2 de abril de 2006

Porque continuo a achar que o pensamento não integra sinalização, ou seja, pontuação, e que a função desta é meramente auxiliar a exprimir graficamente o próprio conteúdo desse pensamento e a vivência fisiológica que o pode acompanhar, coisa a que chamamos ‘emoção’, considero alguma legitimidade na escrita assinaléctica de Saramago e toda a legitimidade nas frases intermináveis de Proust, como esta, que se vão desenrolando em espirais de fumo, entrelaçando-se, volteando e coleando, serpenteando pelo espaço onde recebemos e interagimos com os outros, ao ritmo e no discorrer próprio do nosso pensamento, sendo que a frase que, pela agilidade sintáctica, conseguir encadear ideias da mesma forma ordenada-desordenada que o pensamento humano, será a frase ideal, progredindo de vocábulo em vocábulo, de oração em oração, como o olhar interior percorre e contempla cada ideia, pára e repara, para logo ser captado por outro detalhe fugaz, numa corrente que só termina na palavra consciência.

1 comentário:

Nothing more than me disse...

A literatura é arte feita com palavras (e também silêncios), como a pintura é feita de tintas (e espaço vazio), como...! E a melhor das artes, é - a mon avis - a que consegue o seu propósito de comunicação de uma mensagem, seja através do pensamento, seja da emoção.
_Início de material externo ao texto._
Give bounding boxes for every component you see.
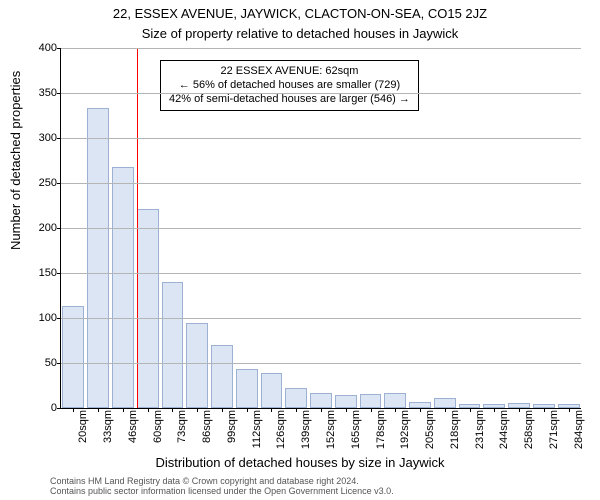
annotation-line: ← 56% of detached houses are smaller (72… [169, 79, 410, 93]
x-tick-mark [470, 408, 471, 412]
x-tick-label: 126sqm [275, 410, 287, 449]
y-tick-label: 50 [45, 357, 57, 369]
y-tick-label: 100 [39, 312, 57, 324]
annotation-line: 22 ESSEX AVENUE: 62sqm [169, 65, 410, 79]
y-tick-mark [57, 318, 61, 319]
x-tick-label: 112sqm [251, 410, 263, 448]
x-tick-mark [371, 408, 372, 412]
y-tick-label: 350 [39, 87, 57, 99]
y-tick-label: 250 [39, 177, 57, 189]
y-tick-mark [57, 273, 61, 274]
x-tick-mark [569, 408, 570, 412]
bar [285, 388, 307, 408]
y-tick-label: 300 [39, 132, 57, 144]
bar [87, 108, 109, 408]
bar [211, 345, 233, 408]
x-tick-label: 218sqm [449, 410, 461, 449]
x-tick-label: 60sqm [152, 410, 164, 443]
x-tick-label: 99sqm [226, 410, 238, 443]
y-tick-label: 0 [51, 402, 57, 414]
x-tick-label: 192sqm [399, 410, 411, 449]
x-tick-mark [321, 408, 322, 412]
x-tick-mark [247, 408, 248, 412]
bar [236, 369, 258, 408]
x-tick-mark [73, 408, 74, 412]
chart-title-line1: 22, ESSEX AVENUE, JAYWICK, CLACTON-ON-SE… [0, 6, 600, 21]
x-tick-mark [395, 408, 396, 412]
x-tick-mark [197, 408, 198, 412]
x-tick-label: 20sqm [77, 410, 89, 443]
x-tick-mark [296, 408, 297, 412]
x-tick-mark [172, 408, 173, 412]
bar [360, 394, 382, 408]
x-tick-label: 86sqm [201, 410, 213, 443]
y-tick-mark [57, 48, 61, 49]
x-tick-mark [98, 408, 99, 412]
bar [137, 209, 159, 408]
x-tick-mark [420, 408, 421, 412]
bar [434, 398, 456, 408]
y-tick-mark [57, 93, 61, 94]
plot-area: 22 ESSEX AVENUE: 62sqm← 56% of detached … [60, 48, 581, 409]
x-tick-mark [445, 408, 446, 412]
bar [335, 395, 357, 409]
y-tick-mark [57, 363, 61, 364]
bar [384, 393, 406, 408]
x-tick-label: 271sqm [548, 410, 560, 449]
x-tick-label: 152sqm [325, 410, 337, 449]
y-tick-mark [57, 408, 61, 409]
x-tick-mark [346, 408, 347, 412]
x-tick-label: 165sqm [350, 410, 362, 449]
y-tick-label: 400 [39, 42, 57, 54]
bar [162, 282, 184, 408]
x-tick-label: 73sqm [176, 410, 188, 443]
x-tick-mark [494, 408, 495, 412]
y-tick-mark [57, 183, 61, 184]
bar [310, 393, 332, 408]
y-tick-label: 200 [39, 222, 57, 234]
y-tick-label: 150 [39, 267, 57, 279]
x-axis-label: Distribution of detached houses by size … [0, 455, 600, 470]
chart-title-line2: Size of property relative to detached ho… [0, 26, 600, 41]
x-tick-label: 258sqm [523, 410, 535, 449]
bar [62, 306, 84, 408]
x-tick-mark [222, 408, 223, 412]
attribution-line-2: Contains public sector information licen… [50, 486, 394, 496]
x-tick-label: 46sqm [127, 410, 139, 443]
attribution-line-1: Contains HM Land Registry data © Crown c… [50, 476, 394, 486]
bar [112, 167, 134, 408]
bar [261, 373, 283, 408]
x-tick-mark [148, 408, 149, 412]
attribution-text: Contains HM Land Registry data © Crown c… [50, 476, 394, 496]
annotation-line: 42% of semi-detached houses are larger (… [169, 93, 410, 107]
y-tick-mark [57, 228, 61, 229]
x-tick-label: 33sqm [102, 410, 114, 443]
y-axis-label: Number of detached properties [8, 71, 23, 250]
x-tick-label: 178sqm [375, 410, 387, 449]
x-tick-label: 244sqm [498, 410, 510, 449]
x-tick-mark [519, 408, 520, 412]
x-tick-mark [123, 408, 124, 412]
x-tick-label: 284sqm [573, 410, 585, 449]
annotation-box: 22 ESSEX AVENUE: 62sqm← 56% of detached … [160, 60, 419, 111]
x-tick-mark [271, 408, 272, 412]
x-tick-label: 139sqm [300, 410, 312, 449]
x-tick-label: 205sqm [424, 410, 436, 449]
y-tick-mark [57, 138, 61, 139]
x-tick-mark [544, 408, 545, 412]
x-tick-label: 231sqm [474, 410, 486, 449]
bar [186, 323, 208, 408]
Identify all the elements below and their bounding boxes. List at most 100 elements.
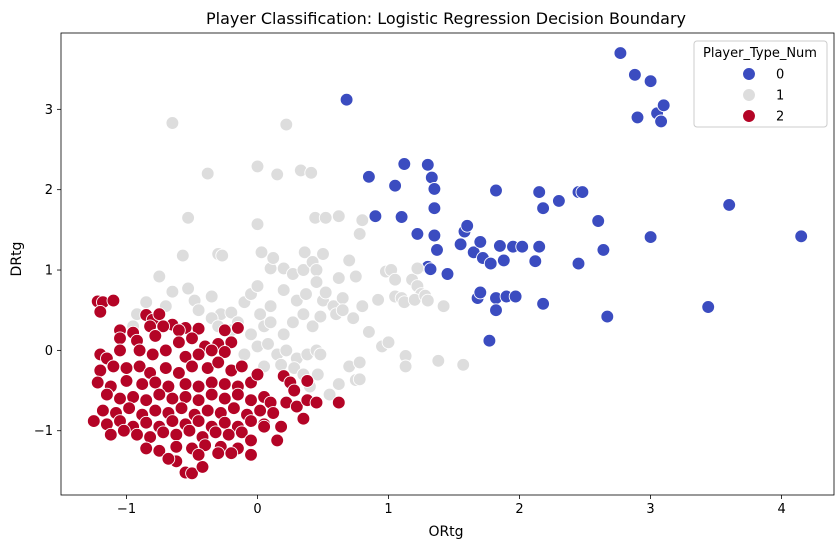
data-point-class-1 [352, 227, 367, 241]
data-point-class-2 [172, 323, 186, 338]
data-point-class-1 [250, 217, 265, 232]
data-point-class-1 [297, 245, 312, 260]
data-point-class-1 [352, 372, 367, 387]
data-point-class-2 [165, 391, 180, 406]
data-point-class-1 [279, 343, 294, 358]
data-point-class-1 [309, 275, 324, 289]
data-point-class-0 [591, 214, 606, 228]
chart-title: Player Classification: Logistic Regressi… [206, 9, 686, 28]
data-point-class-0 [482, 333, 497, 348]
data-point-class-2 [156, 425, 171, 440]
x-tick-label: 0 [253, 502, 261, 517]
data-point-class-2 [204, 375, 219, 390]
data-point-class-1 [276, 283, 291, 297]
data-point-class-1 [313, 309, 328, 324]
data-point-class-0 [596, 243, 611, 257]
legend-marker-1 [742, 88, 756, 102]
data-point-class-2 [130, 427, 144, 442]
data-point-class-2 [217, 415, 232, 430]
data-point-class-2 [200, 403, 215, 418]
data-point-class-2 [93, 304, 108, 319]
data-point-class-0 [453, 237, 468, 252]
data-point-class-0 [528, 254, 543, 269]
data-point-class-2 [287, 383, 302, 398]
x-tick-label: 3 [646, 502, 654, 517]
data-point-class-1 [139, 295, 154, 310]
data-point-class-1 [352, 355, 367, 370]
data-point-class-2 [156, 319, 171, 334]
y-tick-label: 1 [45, 264, 53, 279]
data-point-class-2 [185, 466, 199, 481]
data-point-class-2 [191, 393, 206, 408]
data-point-class-1 [263, 299, 278, 314]
data-point-class-2 [139, 393, 154, 408]
data-point-class-0 [600, 309, 615, 324]
data-point-class-2 [132, 359, 147, 374]
data-point-class-1 [342, 253, 357, 268]
data-point-class-1 [299, 287, 313, 301]
data-point-class-0 [536, 201, 550, 216]
data-point-class-0 [643, 230, 658, 244]
data-point-class-2 [208, 425, 223, 440]
data-point-class-1 [274, 357, 288, 372]
data-point-class-1 [175, 248, 190, 263]
data-point-class-0 [515, 239, 530, 254]
data-point-class-0 [613, 46, 628, 60]
data-point-class-0 [427, 201, 442, 216]
data-point-class-2 [117, 423, 131, 438]
data-point-class-1 [261, 337, 275, 351]
data-point-class-2 [217, 345, 232, 359]
data-point-class-2 [191, 379, 206, 394]
data-point-class-0 [489, 183, 503, 198]
data-point-class-2 [331, 395, 346, 410]
data-point-class-1 [224, 305, 239, 320]
data-point-class-2 [139, 441, 154, 456]
data-point-class-1 [279, 117, 294, 132]
points-layer [86, 46, 809, 481]
data-point-class-1 [165, 116, 180, 130]
data-point-class-0 [388, 178, 402, 193]
data-point-class-1 [204, 289, 219, 304]
data-point-class-2 [113, 331, 127, 346]
data-point-class-2 [217, 391, 232, 406]
data-point-class-1 [254, 245, 269, 260]
data-point-class-2 [191, 347, 206, 362]
data-point-class-2 [148, 375, 163, 390]
data-point-class-0 [440, 267, 455, 281]
data-point-class-1 [346, 311, 361, 326]
data-point-class-1 [253, 307, 267, 322]
data-point-class-0 [368, 209, 383, 224]
data-point-class-1 [318, 285, 333, 300]
y-axis-ticks: −1 0 1 2 3 [34, 103, 61, 439]
legend-marker-0 [742, 67, 756, 81]
data-point-class-2 [172, 335, 186, 350]
data-point-class-2 [200, 361, 215, 375]
data-point-class-0 [508, 289, 523, 304]
data-point-class-0 [532, 185, 547, 199]
data-point-class-1 [200, 166, 215, 181]
x-tick-label: 1 [384, 502, 392, 517]
data-point-class-2 [139, 415, 154, 430]
legend-box [693, 40, 828, 128]
data-point-class-2 [231, 321, 245, 335]
y-tick-label: 2 [45, 183, 53, 198]
data-point-class-1 [181, 281, 195, 296]
plot-frame [60, 32, 835, 496]
data-point-class-1 [263, 315, 278, 330]
data-point-class-1 [152, 269, 167, 284]
data-point-class-1 [381, 335, 396, 350]
data-point-class-2 [169, 439, 184, 454]
data-point-class-2 [169, 427, 184, 442]
data-point-class-2 [119, 374, 134, 388]
data-point-class-2 [224, 446, 239, 461]
data-point-class-0 [630, 110, 645, 125]
data-point-class-2 [274, 419, 288, 434]
x-tick-label: 2 [515, 502, 523, 517]
data-point-class-1 [310, 367, 325, 382]
data-point-class-0 [424, 170, 439, 185]
data-point-class-2 [191, 447, 206, 462]
data-point-class-2 [100, 387, 114, 402]
data-point-class-0 [362, 169, 376, 184]
data-point-class-1 [331, 271, 346, 285]
data-point-class-2 [178, 377, 193, 391]
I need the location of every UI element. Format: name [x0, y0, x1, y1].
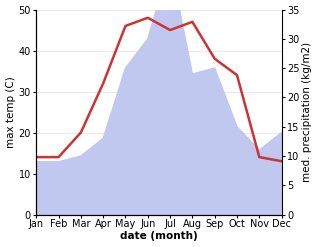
X-axis label: date (month): date (month)	[120, 231, 198, 242]
Y-axis label: max temp (C): max temp (C)	[5, 76, 16, 148]
Y-axis label: med. precipitation (kg/m2): med. precipitation (kg/m2)	[302, 42, 313, 182]
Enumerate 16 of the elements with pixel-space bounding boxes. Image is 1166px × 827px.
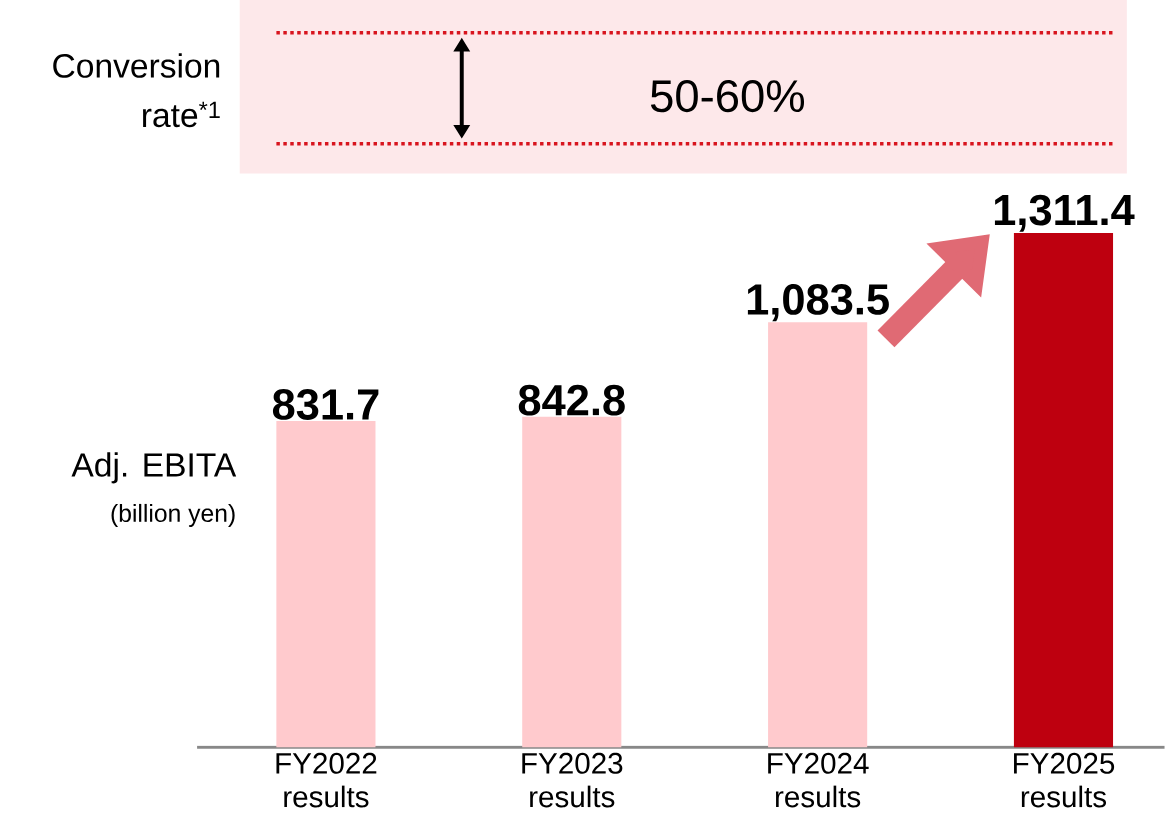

E isso passa tanto pelo estilo que se lhe imprime, na conjugação dos elementos, nos recursos expressivos - o que respiram e transpiram; na força do pincel, no jogo de pontuação). Mas não só, não apenas. É arte a que contém em si a estética; E Estética - dizia Kant - é aquilo que agrada, sem conceito. Pois é claro que estamos em presença de dois exemplos de verdadeira literatura. Se nos comunicar e agradar, desnecessária é a razão!